Charles Mwangi Muraya v Republic [2001] eKLR

Kenya Law

Automated Summary

Key Facts

Charles Mwangi Muraya was convicted and sentenced to death for murder in the High Court of Kenya at Nakuru in 2000. He appealed, arguing the trial judge failed to inquire into his mental fitness under section 162(1) of the Criminal Procedure Code after medical evidence (from Dr. Victor Ombaka Otieno) suggested he experienced auditory hallucinations and was disoriented. The Court of Appeal held that the inquiry into mental fitness should have been conducted immediately upon the issue arising during the trial, not deferred to the judgment stage. Additionally, the trial became unlawful when one of the three required assessors was absent and the court continued with two assessors without establishing that the absence met the statutory exceptions in section 298(1) CPC. The conviction was quashed, and a retrial was ordered.

Issues

  • The court determined that the trial became unlawful when it continued with only two assessors after one was absent, as the mandatory quorum under CPC 262-263 was not maintained.
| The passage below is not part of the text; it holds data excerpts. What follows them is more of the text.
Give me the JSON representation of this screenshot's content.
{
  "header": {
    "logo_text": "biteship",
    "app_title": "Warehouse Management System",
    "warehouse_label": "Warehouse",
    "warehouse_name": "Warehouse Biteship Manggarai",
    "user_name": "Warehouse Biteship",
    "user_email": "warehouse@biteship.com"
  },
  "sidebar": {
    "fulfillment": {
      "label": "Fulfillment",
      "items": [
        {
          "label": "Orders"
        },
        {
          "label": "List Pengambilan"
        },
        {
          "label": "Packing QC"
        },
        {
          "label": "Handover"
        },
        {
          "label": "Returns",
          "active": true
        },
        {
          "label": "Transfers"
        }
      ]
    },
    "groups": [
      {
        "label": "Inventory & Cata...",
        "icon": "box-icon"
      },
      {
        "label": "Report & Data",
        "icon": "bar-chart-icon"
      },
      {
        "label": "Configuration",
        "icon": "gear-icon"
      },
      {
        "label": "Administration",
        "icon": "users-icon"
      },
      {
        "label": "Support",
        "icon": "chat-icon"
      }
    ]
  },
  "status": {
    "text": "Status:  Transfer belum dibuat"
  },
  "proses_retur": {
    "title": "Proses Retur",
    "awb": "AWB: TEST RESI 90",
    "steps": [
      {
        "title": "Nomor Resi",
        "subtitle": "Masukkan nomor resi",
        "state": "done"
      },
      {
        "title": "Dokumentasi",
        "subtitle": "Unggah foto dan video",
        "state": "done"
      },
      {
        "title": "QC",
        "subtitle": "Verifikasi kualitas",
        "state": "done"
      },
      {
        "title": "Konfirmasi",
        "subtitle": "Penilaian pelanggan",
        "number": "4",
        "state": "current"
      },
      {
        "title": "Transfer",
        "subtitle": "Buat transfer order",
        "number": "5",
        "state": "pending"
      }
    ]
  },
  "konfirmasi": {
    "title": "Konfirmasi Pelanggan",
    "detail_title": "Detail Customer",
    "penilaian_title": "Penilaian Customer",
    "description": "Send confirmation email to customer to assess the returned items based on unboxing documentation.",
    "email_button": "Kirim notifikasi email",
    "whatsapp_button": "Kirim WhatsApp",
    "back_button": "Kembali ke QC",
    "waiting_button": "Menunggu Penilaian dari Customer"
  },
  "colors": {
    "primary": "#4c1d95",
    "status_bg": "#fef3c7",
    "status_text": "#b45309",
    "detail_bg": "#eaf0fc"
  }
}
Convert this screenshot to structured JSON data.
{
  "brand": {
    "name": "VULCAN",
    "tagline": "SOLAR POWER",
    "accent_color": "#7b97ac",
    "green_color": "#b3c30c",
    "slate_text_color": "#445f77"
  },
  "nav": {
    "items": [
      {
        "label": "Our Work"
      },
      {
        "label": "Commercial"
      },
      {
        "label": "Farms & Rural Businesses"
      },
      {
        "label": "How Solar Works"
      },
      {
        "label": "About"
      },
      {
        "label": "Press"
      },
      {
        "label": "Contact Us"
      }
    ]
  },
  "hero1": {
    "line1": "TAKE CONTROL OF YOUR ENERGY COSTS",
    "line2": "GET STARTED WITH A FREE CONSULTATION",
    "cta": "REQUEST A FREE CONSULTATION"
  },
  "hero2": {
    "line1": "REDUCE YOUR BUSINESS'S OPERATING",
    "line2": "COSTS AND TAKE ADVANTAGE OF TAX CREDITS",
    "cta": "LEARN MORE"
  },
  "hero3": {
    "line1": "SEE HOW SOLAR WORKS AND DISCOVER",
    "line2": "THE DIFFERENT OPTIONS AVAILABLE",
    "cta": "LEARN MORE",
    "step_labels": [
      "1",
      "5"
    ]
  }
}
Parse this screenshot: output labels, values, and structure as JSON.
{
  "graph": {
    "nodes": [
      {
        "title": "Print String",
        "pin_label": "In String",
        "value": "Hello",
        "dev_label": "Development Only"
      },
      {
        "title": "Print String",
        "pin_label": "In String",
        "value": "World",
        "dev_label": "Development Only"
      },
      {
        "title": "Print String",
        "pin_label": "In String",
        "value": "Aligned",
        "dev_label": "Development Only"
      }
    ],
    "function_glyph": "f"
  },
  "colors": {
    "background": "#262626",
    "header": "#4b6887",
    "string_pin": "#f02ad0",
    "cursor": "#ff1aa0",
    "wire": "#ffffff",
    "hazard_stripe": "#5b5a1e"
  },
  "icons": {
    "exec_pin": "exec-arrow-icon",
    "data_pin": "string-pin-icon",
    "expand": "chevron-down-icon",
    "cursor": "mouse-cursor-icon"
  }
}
The Court of Appeal held that section 298(1) CPC did not apply because there was no evidence the absence met the required conditions for lawful continuation with fewer assessors.
  • The court addressed whether the learned trial judge violated section 162(1) of the Criminal Procedure Code by not conducting an inquiry into the appellant's mental fitness to stand trial after receiving medical evidence indicating auditory hallucinations and disorientation. The appeal was allowed on this ground, as the inquiry was deferred until judgment, which the Court of Appeal deemed procedurally unsafe.

Holdings

  • The Court of Appeal held that the High Court's failure to comply with section 162(1) of the Criminal Procedure Code by not conducting an inquiry into the appellant's mental fitness to stand trial rendered the conviction unsafe and the trial a nullity. The inquiry was required at the point when medical evidence (PW10's testimony) indicated possible mental unsoundness, but the trial judge deferred it until the final judgment, which the appellate court deemed impermissibly late.
  • The Court also held that the trial became unlawful after one of the three assessors was absent during submissions. The trial judge proceeded with only two assessors without establishing that the conditions of section 298(1) CPC (e.g., impracticability to enforce attendance) were met, violating the mandatory statutory requirement for three assessors in High Court trials. This procedural defect, combined with the mental fitness issue, nullified the trial.

Remedies

  • The Court quashed the appellant's conviction for murder.
  • The appellant was directed to remain in remand custody pending the retrial.
  • A retrial was ordered to be conducted on a priority basis before a judge other than Ondeyo J.
  • The mandatory death penalty sentence was set aside by the Court.

Legal Principles

  • The court held that the trial judge incorrectly applied a 'conclusive proof' standard to assess the accused's mental fitness under section 162(1) of the Criminal Procedure Code. The correct standard is merely that there should be 'some reason' for the court to suspect mental unsoundness, not conclusive evidence. This misdirection rendered the trial unsafe.
  • The court found the trial unlawful due to the absence of one of three mandatory assessors under sections 262 and 263 of the Criminal Procedure Code. Continuing with two assessors without satisfying the conditions in section 298(1) CPC (e.g., impracticability of enforcing attendance) rendered the trial a nullity, citing the Cherere Gikuli case.

Precedent Name

  • Muthemba s/o Ngombe v Reginum
  • Rex vs Romani Bin Mwakiponya
  • Cherere Gikuli vs Reginum

Cited Statute

  • Criminal Procedure Code
  • Penal Code

Judge Name

  • A.B. Shah
  • B. Chunga
  • E.O. O'Kubasu

Passage Text

  • The words of the section, to our minds, are clear and unmistakable. They place a duty on the Court, to invoke the section, at the time, in the trial or committal proceedings, when the issue of unsoundness of the accused's mind arises.
  • If a person alleges to a doctor that at times, he experiences auditory hallucinations, that is a pointer that all may not be well with him, but that allegation alone, unless confirmed by a psychiatrist, is not conclusive evidence that, that person is mentally ill.
  • For the reasons we have given in this judgment, we arrive at the conclusion, that the conviction is unsafe and cannot stand... The appeal succeeds and is allowed to this extent and conviction quashed and sentence set aside.